When was the last time you looked at your market’s likes and dislikes? The more important question is, have you ever done that at all?
If you’ve never investigated your market, you need to do something about that — stat. Customers are ever-evolving, and what they wanted two years ago isn’t the same as what they want today. You need to study your market to know if a particular product will sell, or if it will flop like 95 percent of new products.
But what’s the best way to know what your market wants? The answer is market research.
What is Marketing Research?
If you’ve ever asked yourself, “Would anyone want to purchase my product?”, you’ll find the answer when you get to know your market. Marketing research allows you to sit down with your customers (sometimes literally), ask them what they want, and use that information to create new products that are sure to sell.
For example, let’s say that your customers’ main pain point with exercise wear is that it’s too expensive. If you didn’t have this information, you’d still be selling pricey products that they wouldn’t buy. But when you’re equipped with this information, you can create quality products that meet your customers’ wants and needs.

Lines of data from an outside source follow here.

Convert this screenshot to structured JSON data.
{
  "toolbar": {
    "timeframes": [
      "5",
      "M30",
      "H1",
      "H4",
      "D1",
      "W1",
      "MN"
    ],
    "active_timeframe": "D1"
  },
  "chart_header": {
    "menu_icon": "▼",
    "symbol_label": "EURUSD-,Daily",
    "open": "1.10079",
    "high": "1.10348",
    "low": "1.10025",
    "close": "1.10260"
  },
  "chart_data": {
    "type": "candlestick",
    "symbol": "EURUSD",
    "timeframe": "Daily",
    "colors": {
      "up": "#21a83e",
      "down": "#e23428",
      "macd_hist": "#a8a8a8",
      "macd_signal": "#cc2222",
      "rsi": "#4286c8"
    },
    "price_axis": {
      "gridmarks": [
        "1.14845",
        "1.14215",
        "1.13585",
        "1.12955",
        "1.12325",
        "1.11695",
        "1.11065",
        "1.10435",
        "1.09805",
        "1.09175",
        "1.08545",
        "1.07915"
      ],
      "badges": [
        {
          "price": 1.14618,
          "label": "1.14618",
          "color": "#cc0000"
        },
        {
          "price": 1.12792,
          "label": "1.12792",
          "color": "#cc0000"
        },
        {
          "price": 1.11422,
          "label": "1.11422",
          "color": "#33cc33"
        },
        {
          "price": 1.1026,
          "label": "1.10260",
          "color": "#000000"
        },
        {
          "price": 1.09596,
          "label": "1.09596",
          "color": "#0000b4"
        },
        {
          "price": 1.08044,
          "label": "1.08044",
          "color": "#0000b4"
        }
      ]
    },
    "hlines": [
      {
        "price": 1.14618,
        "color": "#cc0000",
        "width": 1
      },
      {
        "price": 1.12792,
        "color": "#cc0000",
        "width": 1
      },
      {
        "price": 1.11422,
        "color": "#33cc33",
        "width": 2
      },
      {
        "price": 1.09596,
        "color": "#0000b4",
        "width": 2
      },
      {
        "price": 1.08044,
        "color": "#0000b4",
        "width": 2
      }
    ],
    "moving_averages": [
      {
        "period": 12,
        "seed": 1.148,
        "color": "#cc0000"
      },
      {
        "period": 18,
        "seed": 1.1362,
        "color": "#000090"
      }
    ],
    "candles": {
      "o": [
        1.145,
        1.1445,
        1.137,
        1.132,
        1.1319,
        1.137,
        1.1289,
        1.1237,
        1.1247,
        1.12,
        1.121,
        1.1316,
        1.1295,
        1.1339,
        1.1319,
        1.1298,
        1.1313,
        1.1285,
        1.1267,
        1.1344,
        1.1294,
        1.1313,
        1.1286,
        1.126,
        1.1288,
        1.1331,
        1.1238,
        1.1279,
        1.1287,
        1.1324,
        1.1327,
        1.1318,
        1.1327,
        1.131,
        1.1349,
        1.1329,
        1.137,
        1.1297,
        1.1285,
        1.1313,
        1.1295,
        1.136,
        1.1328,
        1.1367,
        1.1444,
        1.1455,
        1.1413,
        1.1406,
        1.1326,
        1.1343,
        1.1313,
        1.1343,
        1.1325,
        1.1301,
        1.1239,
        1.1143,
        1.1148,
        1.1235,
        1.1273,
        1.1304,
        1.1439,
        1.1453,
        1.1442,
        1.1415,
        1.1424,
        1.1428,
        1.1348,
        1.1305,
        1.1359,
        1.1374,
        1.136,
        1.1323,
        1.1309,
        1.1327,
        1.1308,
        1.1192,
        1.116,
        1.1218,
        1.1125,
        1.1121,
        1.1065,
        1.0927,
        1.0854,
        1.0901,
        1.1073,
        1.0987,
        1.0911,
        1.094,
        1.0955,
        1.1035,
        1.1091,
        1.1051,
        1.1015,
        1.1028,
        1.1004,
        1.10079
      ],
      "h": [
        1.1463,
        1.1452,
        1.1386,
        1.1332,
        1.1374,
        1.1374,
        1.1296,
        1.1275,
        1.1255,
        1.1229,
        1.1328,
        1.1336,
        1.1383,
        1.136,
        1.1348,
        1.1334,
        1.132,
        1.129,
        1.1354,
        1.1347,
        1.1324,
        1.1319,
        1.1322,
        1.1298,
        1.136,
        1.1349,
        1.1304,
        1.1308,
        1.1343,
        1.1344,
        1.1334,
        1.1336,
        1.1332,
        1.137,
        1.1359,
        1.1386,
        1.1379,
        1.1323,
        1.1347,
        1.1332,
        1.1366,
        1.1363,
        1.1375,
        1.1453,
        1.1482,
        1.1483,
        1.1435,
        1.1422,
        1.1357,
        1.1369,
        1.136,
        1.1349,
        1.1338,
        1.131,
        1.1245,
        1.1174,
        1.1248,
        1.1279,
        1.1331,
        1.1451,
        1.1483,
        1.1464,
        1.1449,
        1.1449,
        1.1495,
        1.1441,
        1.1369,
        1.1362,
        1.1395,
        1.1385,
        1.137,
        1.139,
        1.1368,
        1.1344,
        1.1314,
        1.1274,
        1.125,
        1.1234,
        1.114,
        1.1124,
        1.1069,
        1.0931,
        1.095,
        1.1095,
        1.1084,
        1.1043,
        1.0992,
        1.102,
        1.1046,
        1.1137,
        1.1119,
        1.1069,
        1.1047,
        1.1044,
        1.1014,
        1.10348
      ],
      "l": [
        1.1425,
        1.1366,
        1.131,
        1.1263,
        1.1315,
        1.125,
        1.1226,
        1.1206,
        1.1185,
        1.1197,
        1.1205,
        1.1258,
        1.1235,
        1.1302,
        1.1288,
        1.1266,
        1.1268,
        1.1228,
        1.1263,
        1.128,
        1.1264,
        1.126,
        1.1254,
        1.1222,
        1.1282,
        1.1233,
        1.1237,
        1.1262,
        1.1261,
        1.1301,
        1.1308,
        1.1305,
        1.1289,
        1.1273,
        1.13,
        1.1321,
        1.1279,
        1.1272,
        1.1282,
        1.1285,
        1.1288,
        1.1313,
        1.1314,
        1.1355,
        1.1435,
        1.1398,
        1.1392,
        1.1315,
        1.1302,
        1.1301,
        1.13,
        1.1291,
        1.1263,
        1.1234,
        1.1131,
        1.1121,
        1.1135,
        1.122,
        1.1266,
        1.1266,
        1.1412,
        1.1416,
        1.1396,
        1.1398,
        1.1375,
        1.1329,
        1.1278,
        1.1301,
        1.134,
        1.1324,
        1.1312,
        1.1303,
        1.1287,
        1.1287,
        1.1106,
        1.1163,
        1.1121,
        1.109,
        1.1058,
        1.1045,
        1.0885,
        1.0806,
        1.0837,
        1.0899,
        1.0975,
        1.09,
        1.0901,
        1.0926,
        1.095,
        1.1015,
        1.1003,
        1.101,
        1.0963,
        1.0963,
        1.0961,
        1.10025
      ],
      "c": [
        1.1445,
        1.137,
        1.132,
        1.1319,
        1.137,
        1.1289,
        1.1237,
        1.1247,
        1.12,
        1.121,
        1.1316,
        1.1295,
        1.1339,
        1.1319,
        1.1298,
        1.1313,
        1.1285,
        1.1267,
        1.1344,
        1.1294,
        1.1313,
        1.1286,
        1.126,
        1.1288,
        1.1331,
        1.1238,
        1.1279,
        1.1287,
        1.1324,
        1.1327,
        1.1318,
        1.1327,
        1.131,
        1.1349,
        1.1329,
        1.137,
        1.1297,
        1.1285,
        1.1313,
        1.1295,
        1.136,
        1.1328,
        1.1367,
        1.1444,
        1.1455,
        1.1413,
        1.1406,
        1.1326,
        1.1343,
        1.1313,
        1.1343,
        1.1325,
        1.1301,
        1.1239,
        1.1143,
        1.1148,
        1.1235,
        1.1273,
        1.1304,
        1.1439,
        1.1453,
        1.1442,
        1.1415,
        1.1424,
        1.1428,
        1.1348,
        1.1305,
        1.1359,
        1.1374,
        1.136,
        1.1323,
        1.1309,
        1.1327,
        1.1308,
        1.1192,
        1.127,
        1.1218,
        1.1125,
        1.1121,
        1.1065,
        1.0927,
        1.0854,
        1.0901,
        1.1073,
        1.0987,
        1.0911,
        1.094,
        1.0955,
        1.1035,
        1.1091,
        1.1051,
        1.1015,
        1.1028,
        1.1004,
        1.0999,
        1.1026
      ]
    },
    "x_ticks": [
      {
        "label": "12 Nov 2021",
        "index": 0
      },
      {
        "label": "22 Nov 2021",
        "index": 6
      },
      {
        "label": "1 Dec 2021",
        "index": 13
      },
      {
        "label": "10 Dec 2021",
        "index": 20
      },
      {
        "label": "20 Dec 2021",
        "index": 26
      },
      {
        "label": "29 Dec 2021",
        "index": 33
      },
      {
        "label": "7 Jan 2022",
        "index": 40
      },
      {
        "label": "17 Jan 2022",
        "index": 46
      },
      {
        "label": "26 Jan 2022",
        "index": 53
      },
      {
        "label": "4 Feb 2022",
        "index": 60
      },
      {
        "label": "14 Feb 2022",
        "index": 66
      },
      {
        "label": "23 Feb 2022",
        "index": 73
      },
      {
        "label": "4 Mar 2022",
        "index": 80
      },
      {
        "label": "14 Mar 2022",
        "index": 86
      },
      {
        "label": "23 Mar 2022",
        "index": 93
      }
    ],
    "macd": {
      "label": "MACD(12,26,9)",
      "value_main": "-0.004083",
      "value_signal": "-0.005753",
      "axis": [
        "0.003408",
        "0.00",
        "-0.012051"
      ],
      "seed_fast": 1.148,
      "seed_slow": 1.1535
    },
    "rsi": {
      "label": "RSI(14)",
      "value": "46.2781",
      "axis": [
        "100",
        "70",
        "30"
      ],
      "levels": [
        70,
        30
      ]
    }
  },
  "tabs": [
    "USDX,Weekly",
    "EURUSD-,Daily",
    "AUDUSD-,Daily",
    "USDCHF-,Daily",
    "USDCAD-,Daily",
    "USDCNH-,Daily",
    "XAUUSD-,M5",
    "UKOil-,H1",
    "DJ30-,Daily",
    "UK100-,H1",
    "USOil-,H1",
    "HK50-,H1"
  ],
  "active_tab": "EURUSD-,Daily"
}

Marketing research helps you create a product or provide a service that actually meets your customers’ current needs. You’ll be able to create something that you know (not only think) will sell. In short, it can help you make better business decisions.
What Are the Types of Marketing Research?
There are different marketing research methods that make it easy to find out more information about your market. We’ll break them down below.
Surveys are designed to get feedback from your customers about a particular product that’s in the market (or about a potential product that you plan to introduce). They are given to target customers over the phone, in person, or via an online form. Surveys should be straightforward, which is why we suggest using close-ended questions that can be answered with “yes” or “no”.
The main benefit of surveys is that they’re basically free. Web-based surveys also allow you to download data in real-time, and not to mention, they’re more convenient for your customers. Your customers will also be more likely to offer their raw feedback as they aren’t intimidated by an interviewer.
The downside, however, is that it’s easy to go wrong with surveys. If your survey is too long, your respondents won’t be willing to spend their time answering it. As a rule of thumb, a survey shouldn’t take more than twenty minutes to complete.
#2 Focus Groups
Focus groups work like this — you get people into a room and ask them questions like, “What do you like about X?” or “Would you buy X if it were in the market?”. By doing this, you’ll be able to gain in-depth insights into how the rest of the market probably feels about your products. In other words, they’re representatives of the whole market.
Focus groups are also a great way to know what your target market thinks about your content marketing strategy. For instance, if you plan to upload videos for brand awareness, you can first ask your focus group about it. What if they find it offensive, and not funny as you had intended? This allows you to make sure your content marketing strategy aligns with your goals.
Furthermore, its main benefit is that it lets respondents bounce off of one another. Unfortunately, focus groups can be costly because you’ll have to pay for everyone’s time. As an alternative, you could consider virtual discussions.
#3 Social Media Posts
Social media posts are an indirect way to find information on your customers. And while it’s an unconventional way to get to know your target market, it’s a treasure trove of information that you have to take advantage of.
Want to know what your market thinks about a brand? Track brand mentions. People tend to post their opinions about a brand publicly. The best part is that they’re freely sharing their thoughts, so you’ll be able to get unfiltered information. If your customers don’t like something about a certain brand, there’s a good chance that they won’t hold back.
#4 One-on-One Interviews
One of the best ways to get in-depth information about a topic is to conduct one-on-one interviews. An interview allows you to get to the bottom of things — for example, if your interviewee says that your products are expensive, you can ask them what features they think would justify the price. You’ll be able to “dig out” more details.
The downside to this method is that it can be time-consuming. Interviews can last as long as 30 minutes. You also need to budget for the interviewee’s fee — after all, who would want to be part of an interview if they’re getting nothing in return?
#5 Market Research Data
If you don’t have the time to conduct market research, you can browse the web for data from “think tanks” like Nielsen, Pew Research Center, Hootsuite, and more. They have conducted several studies, surveys, etc. to save you time and money. All you need to do is look for data that applies to your particular product.
Let’s say you want to sell your products on Instagram, but you don’t know if people still use it to shop. By looking up “Instagram stats for marketers”, you’ll be able to get in-depth insights into your target market — without doing the work on your own!
What’s the Best Marketing Research Method For Your Business?
Ultimately, the one that you go for depends on your goals — for instance, if you want to collect data on your target customers’ demographics, you can’t go wrong with a survey. Likewise, if you want more in-depth answers, you can get together with your focus group.
Don’t let your product be part of the statistic of failed ideas. Invest in market research to know more about your market, such as what they want and don’t want. Apply the methods mentioned above to be sure that your products are what people want.